As for bugs or crashing, I have to say I was pretty impressed with how well the game held up. I was playing on an iPhone X and experienced no issues. If I had to nitpick, when tapping on an NPC to talk, or a location I want my character to go to, he would decide he has better things to do with his time and go off on his own down a completely different path.

When I first saw videos for Blades, I was disappointed that the combat didn’t resemble something more along the lines of Infinity Blade. Perhaps swiping across the screen to make your character slash, and holding down a tap to block. Instead, they went for a tap to slash approach. It’s not satisfying, but it’s not terrible. Everything else, skills, spells, and items, are done via an icon. This can make the screen feel pretty cramped, especially in vertical mode.
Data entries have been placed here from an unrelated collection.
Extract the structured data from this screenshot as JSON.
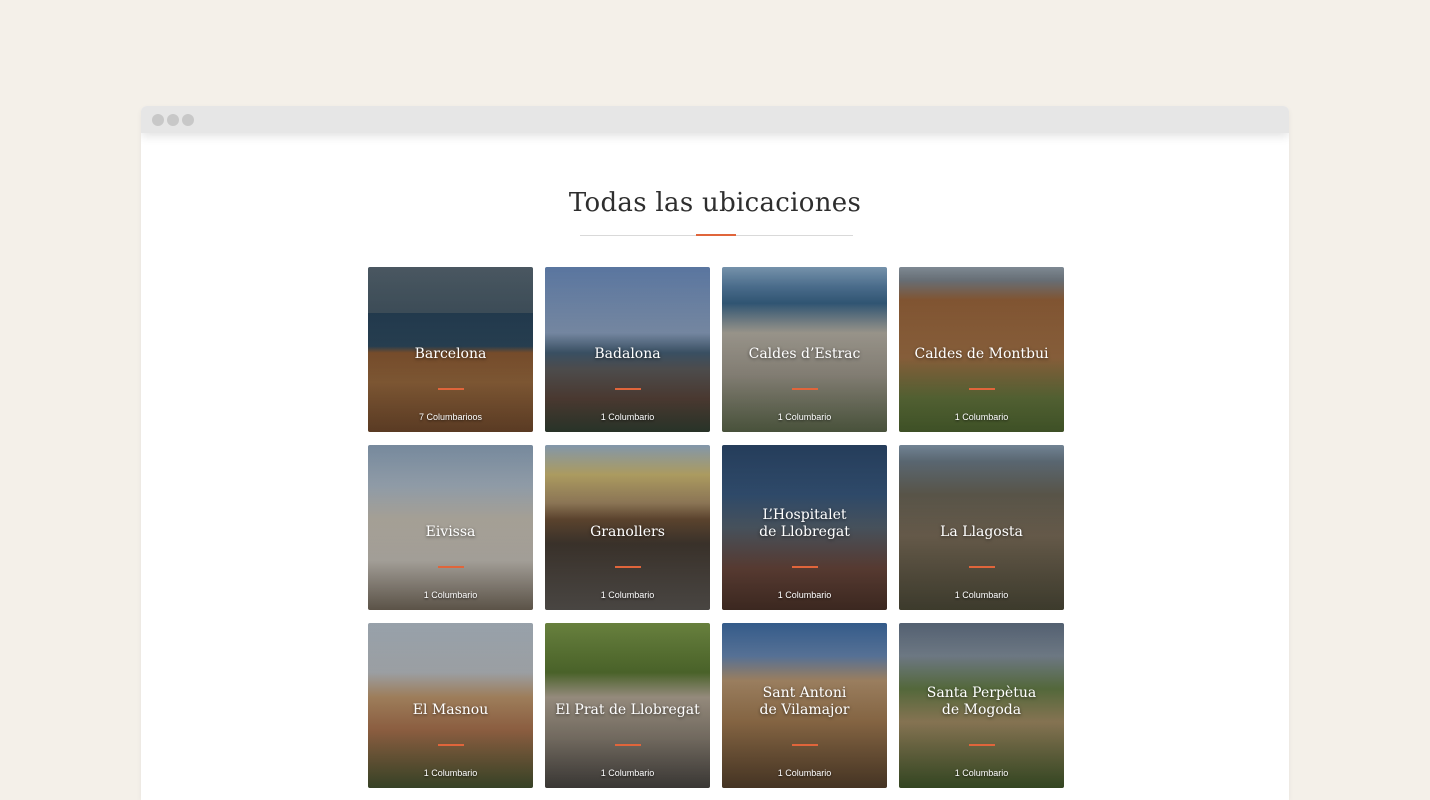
{
  "page": {
    "heading": "Todas las ubicaciones"
  },
  "colors": {
    "background": "#f4f0e9",
    "accent": "#e0653b",
    "chrome": "#e6e6e6"
  },
  "locations": [
    {
      "name": "Barcelona",
      "count": "7 Columbarioos"
    },
    {
      "name": "Badalona",
      "count": "1 Columbario"
    },
    {
      "name": "Caldes d’Estrac",
      "count": "1 Columbario"
    },
    {
      "name": "Caldes de Montbui",
      "count": "1 Columbario"
    },
    {
      "name": "Eivissa",
      "count": "1 Columbario"
    },
    {
      "name": "Granollers",
      "count": "1 Columbario"
    },
    {
      "name": "L’Hospitalet\nde Llobregat",
      "count": "1 Columbario"
    },
    {
      "name": "La Llagosta",
      "count": "1 Columbario"
    },
    {
      "name": "El Masnou",
      "count": "1 Columbario"
    },
    {
      "name": "El Prat de Llobregat",
      "count": "1 Columbario"
    },
    {
      "name": "Sant Antoni\nde Vilamajor",
      "count": "1 Columbario"
    },
    {
      "name": "Santa Perpètua\nde Mogoda",
      "count": "1 Columbario"
    }
  ]
}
The Abyss is an interesting concept; you’re placed in an endless dungeon full of enemies that get harder and harder the further down you go. It’s a great way to focus on just the dungeonering and murdering aspects of the game without worrying about rhyme, reason, or purpose. However, all the interactable objects have been removed. You’re just running and gunning, forever, through very similar looking environments. It gets tedious fast, with minimal payout.

That segues into my next issue, after going through the three or four dungeons types they have available, you’ve pretty much-seen everything. The game is so repetitive and linear that after a few hours, I was falling asleep behind the wheel. Not only do the settings all look alike, but whole rooms, objects placed in the same locations, even entire dungeon layouts! It’s copy-paste, paste, paste.

The story is bland, and again, choices have no real effect that I could see. Dialogue is much like the dungeons, with annoying copy-paste personalities. With every new iteration, Bethesda seems to water their games down more and more, and now we’ve reached the point of a self-inflicted drowning. Overall, this is the exact opposite of what an Elder Scrolls game should be. It’s missing so much of what makes the series great and replaced it will low-blow cash grab mechanics.

Elder Scrolls Blades, another sad victim of corporate greed. Depending on what the developers do, or do not change, come full release will determine whether I decide to stick around or just delete it off my phone for good.